Trade surplus falls 41% to €2.9bn

Ireland’s seasonally adjusted trade surplus fell by 41%, to €2.9bn, in September — marking the first time the monthly surplus has been below the €3bn mark since last December.

The surplus had reached a high of €4.88bn in August.

Preliminary figures, published yesterday by the CSO, indicate that the value of Irish exports dipped by nearly €1.8bn — or 19% — to €7.31bn during September. This compared to a monthly high value of almost €9.1bn in August. Helping to drive down the trade surplus was a 5% monthly increase in import value to €4.41bn.

On a year-on-year basis, September’s export value fell by 6%, while imports grew 8%. The export fall — the first marked decrease since last April — was driven by a €1bn decline in chemical and pharmaceutical products, as had been anticipated following unusually strong growth figures in August.

Commentators anticipate a certain level of volatility in trade data over the coming months as an increasing number of pharmaceutical products lose their exclusive patents, but expect limited impact on multinational investment and job numbers.

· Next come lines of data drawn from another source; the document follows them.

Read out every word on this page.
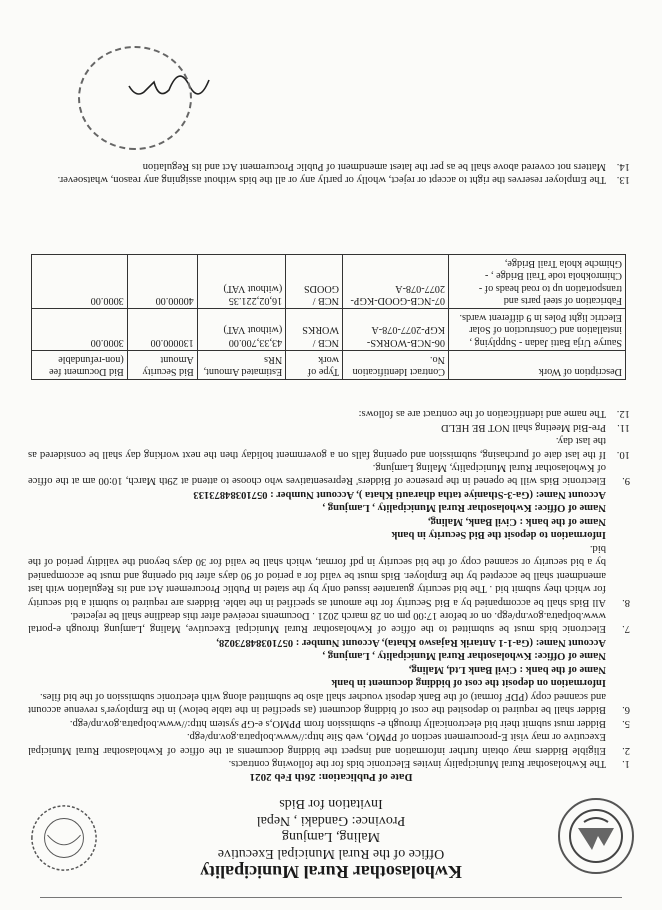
Kwholasothar Rural Municipality
Office of the Rural Municipal Executive
Maling, Lamjung
Province: Gandaki , Nepal
Invitation for Bids
Date of Publication: 26th Feb 2021
1.
The Kwholasothar Rural Municipality invites Electronic bids for the following contracts.
2.
Eligible Bidders may obtain further information and inspect the bidding documents at the office of Kwholasothar Rural Municipal Executive or may visit E-procurement section of PPMO, web Site http://www.bolpatra.gov.np/egp.
5.
Bidder must submit their bid electronically through e- submission from PPMO,s e-GP system http://www.bolpatra.gov.np/egp.
6.
Bidder shall be required to deposited the cost of bidding document (as specified in the table below) in the Employer's revenue account and scanned copy (PDF format) of the Bank deposit voucher shall also be submitted along with electronic submission of the bid files.
Information on deposit the cost of bidding document in bank
Name of the bank : Civil Bank Ltd, Maling,
Name of Office: Kwholasothar Rural Municipality , Lamjung ,
Account Name: (Ga-1-1 Antarik Rajaswo Khata), Account Number : 05710384873028,
7.
Electronic bids must be submitted to the office of Kwholasothar Rural Municipal Executive, Maling ,Lamjung through e-portal www.bolpatra.gov.np/egp. on or before 17:00 pm on 28 march 2021 . Documents received after this deadline shall be rejected.
8.
All Bids shall be accompanied by a Bid Security for the amount as specified in the table. Bidders are required to submit a bid security for which they submit bid . The bid security guarantee issued only by the stated in Public Procurement Act and its Regulation with last amendment shall be accepted by the Employer. Bids must be valid for a period of 90 days after bid opening and must be accompanied by a bid security or scanned copy of the bid security in pdf format, which shall be valid for 30 days beyond the validity period of the bid.
Information to deposit the Bid Security in bank
Name of the bank : Civil Bank, Maling,
Name of Office: Kwholasothar Rural Municipality , Lamjung ,
Account Name: (Ga-3-Sthaniye tatha dharauti Khata ), Account Number : 05710384873133
9.
Electronic Bids will be opened in the presence of Bidders' Representatives who choose to attend at 29th March, 10:00 am at the office of Kwholasothar Rural Municipality, Maling Lamjung.
10.
If the last date of purchasing, submission and opening falls on a government holiday then the next working day shall be considered as the last day.
11.
Pre-Bid Meeting shall NOT BE HELD
12.
The name and identification of the contract are as follows:
Description of Work	Contract Identification No.	Type of work	Estimated Amount, NRs	Bid Security Amount	Bid Document fee (non-refundable
Saurye Urja Batti Jadan - Supplying , installation and Construction of Solar Electric light Poles in 9 different wards.	06-NCB-WORKS-KGP-2077-078-A	NCB / WORKS	43,33,700.00 (without VAT)	130000.00	3000.00
Fabrication of steel parts and transportation up to road heads of - Chimrokhola tode Trail Bridge , -Ghimche khola Trail Bridge,	07-NCB-GOOD-KGP-2077-078-A	NCB / GOODS	16,02,221.35 (without VAT)	40000.00	3000.00
13.
The Employer reserves the right to accept or reject, wholly or partly any or all the bids without assigning any reason, whatsoever.
14.
Matters not covered above shall be as per the latest amendment of Public Procurement Act and its Regulation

The CSO data also showed that while the EU remains Ireland’s main trading region, the US and China are our main non-EU trade partners, particularly in terms of imports.

Reaction to the figures was relatively benign — with a near 10.5% increase in services exports also noted.

Chief economist at NCB Stockbrokers, Philip O’Sullivan, said: “In all, the year-to-date trade surplus stands at €32.5bn, up 2.2% on the same period in 2011, which represents a solid performance in light of both the well-documented problems being experienced by a number of Ireland’s key trading partners and input price pressures on the import side.”

Merrion Capital’s Alan McQuaid said that whether the weak September performance was a one-off remains to be seen, but if it’s not then it’s a serious cause for concern, significantly denting export growth and impacting negatively on GDP.

“Irish export growth, in 2012, looks set to be weaker than in 2011. We are currently forecasting a volume rise of 4.5% in goods and services — down from 5.1% in 2011, but pushing back up again to 5% in 2013 and 5.6% in 2014 all things being equal.”